Hurricane Tildy was gone as if never there.
9
KIROV-CLASS BATTLE CRUISER SIMBIRSK
Jack awoke to men screaming in agony. As he tried to raise his head, he felt the skin on his cheek being tugged at. He pulled harder and then felt the searing pain as some of that skin was torn free. He shook his head and felt the area where skin had been. His fingers came away bloodied. He looked next to him as Carl was slowly rising from the same eerily pliable deck. Jack saw that Everett had lost some skin also but knew he was all right as he stumbled over to assist Ellenshaw, who was lying still over one of the engineering consoles. The calls for help came in English and Russian.

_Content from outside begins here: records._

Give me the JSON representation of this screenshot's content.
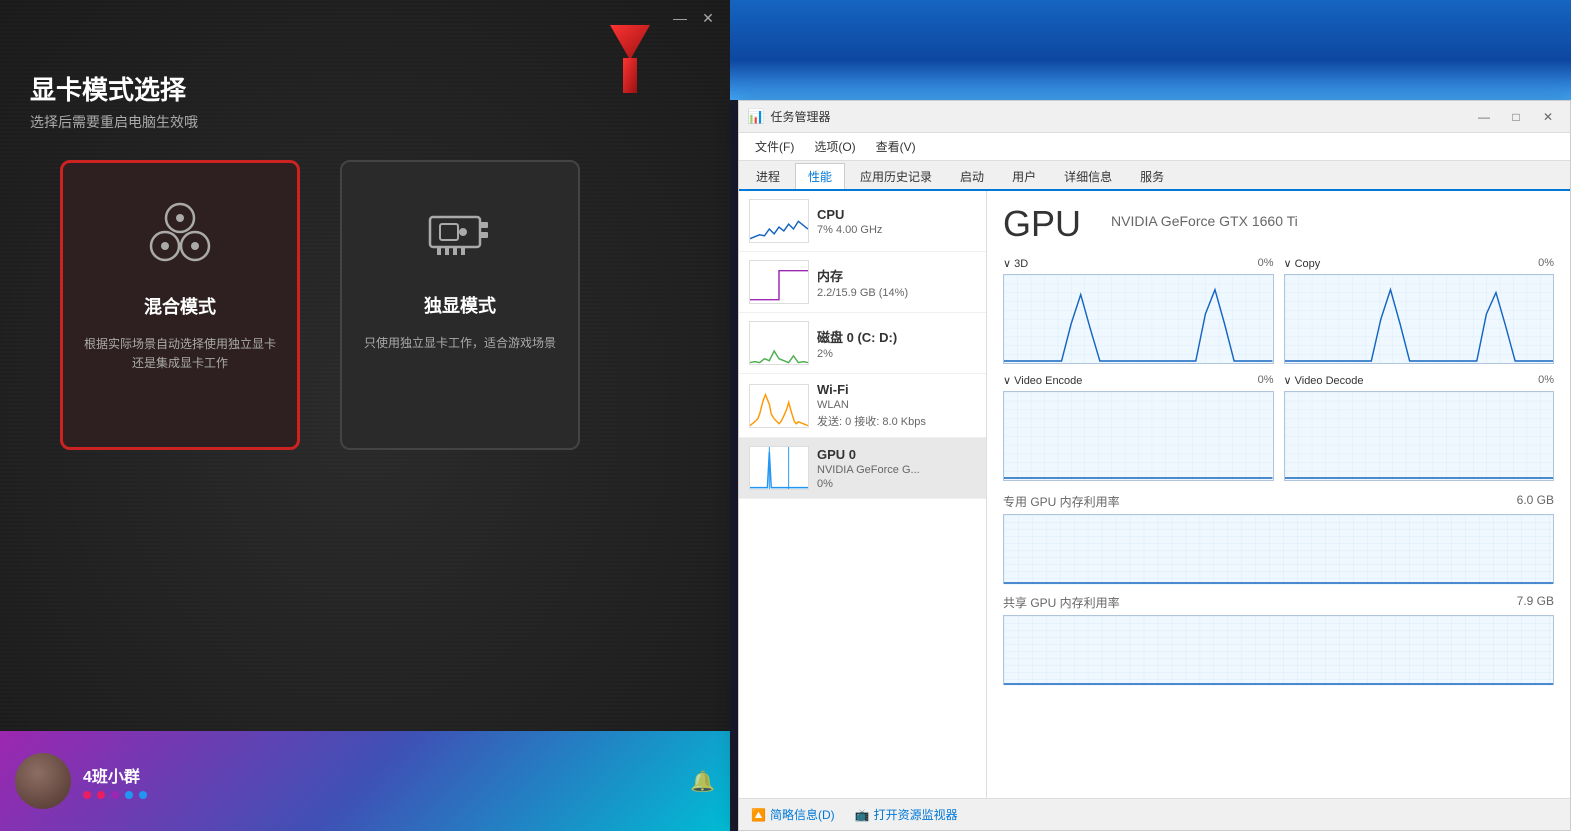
{
  "left_panel": {
    "title": "显卡模式选择",
    "subtitle": "选择后需要重启电脑生效哦",
    "minimize_label": "—",
    "close_label": "✕",
    "cards": [
      {
        "id": "hybrid",
        "title": "混合模式",
        "desc": "根据实际场景自动选择使用独立显卡还是集成显卡工作",
        "active": true
      },
      {
        "id": "discrete",
        "title": "独显模式",
        "desc": "只使用独立显卡工作，适合游戏场景",
        "active": false
      }
    ],
    "bottom_bar": {
      "group_name": "4班小群",
      "dots": [
        "#e91e63",
        "#9c27b0",
        "#2196f3"
      ]
    }
  },
  "task_manager": {
    "title": "任务管理器",
    "menu": [
      "文件(F)",
      "选项(O)",
      "查看(V)"
    ],
    "tabs": [
      "进程",
      "性能",
      "应用历史记录",
      "启动",
      "用户",
      "详细信息",
      "服务"
    ],
    "active_tab": "性能",
    "sidebar_items": [
      {
        "name": "CPU",
        "sub": "7% 4.00 GHz",
        "chart_color": "#1565c0"
      },
      {
        "name": "内存",
        "sub": "2.2/15.9 GB (14%)",
        "chart_color": "#9c27b0"
      },
      {
        "name": "磁盘 0 (C: D:)",
        "sub": "2%",
        "chart_color": "#4caf50"
      },
      {
        "name": "Wi-Fi",
        "sub": "WLAN\n发送: 0 接收: 8.0 Kbps",
        "sub2": "WLAN",
        "sub3": "发送: 0 接收: 8.0 Kbps",
        "chart_color": "#ff9800"
      },
      {
        "name": "GPU 0",
        "sub": "NVIDIA GeForce G...",
        "sub2": "0%",
        "chart_color": "#2196f3",
        "active": true
      }
    ],
    "gpu_detail": {
      "title": "GPU",
      "model": "NVIDIA GeForce GTX 1660 Ti",
      "charts": [
        {
          "label": "3D",
          "pct": "0%",
          "has_spike": true
        },
        {
          "label": "Copy",
          "pct": "0%",
          "has_spike": true
        },
        {
          "label": "Video Encode",
          "pct": "0%",
          "has_spike": false
        },
        {
          "label": "Video Decode",
          "pct": "0%",
          "has_spike": false
        }
      ],
      "dedicated_mem": {
        "label": "专用 GPU 内存利用率",
        "value": "6.0 GB"
      },
      "shared_mem": {
        "label": "共享 GPU 内存利用率",
        "value": "7.9 GB"
      }
    },
    "footer": {
      "summary_label": "简略信息(D)",
      "resource_label": "打开资源监视器"
    }
  }
}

As for Colonel Salkukoff, he had been saved when he fell on one of his men. That man was now dead. Half in, half out of the floor decking. Others were in the same pose of death. But it became quickly evident that this effect did not apply to all areas of the mighty ship. Collins quickly deduced that the laws of physics did not apply to every scene of death. Some men were fried beyond recognition, while others had succumbed to the strange atomic makeup of the ship itself. Jack quickly looked for his team and was glad to see the master chief and Ryan had survived and were even now administering first aid to those who needed it.
Everett faced Jack, and at first, Collins failed to hear his words. He shook his head, and then Carl’s mouth movement started to make sense.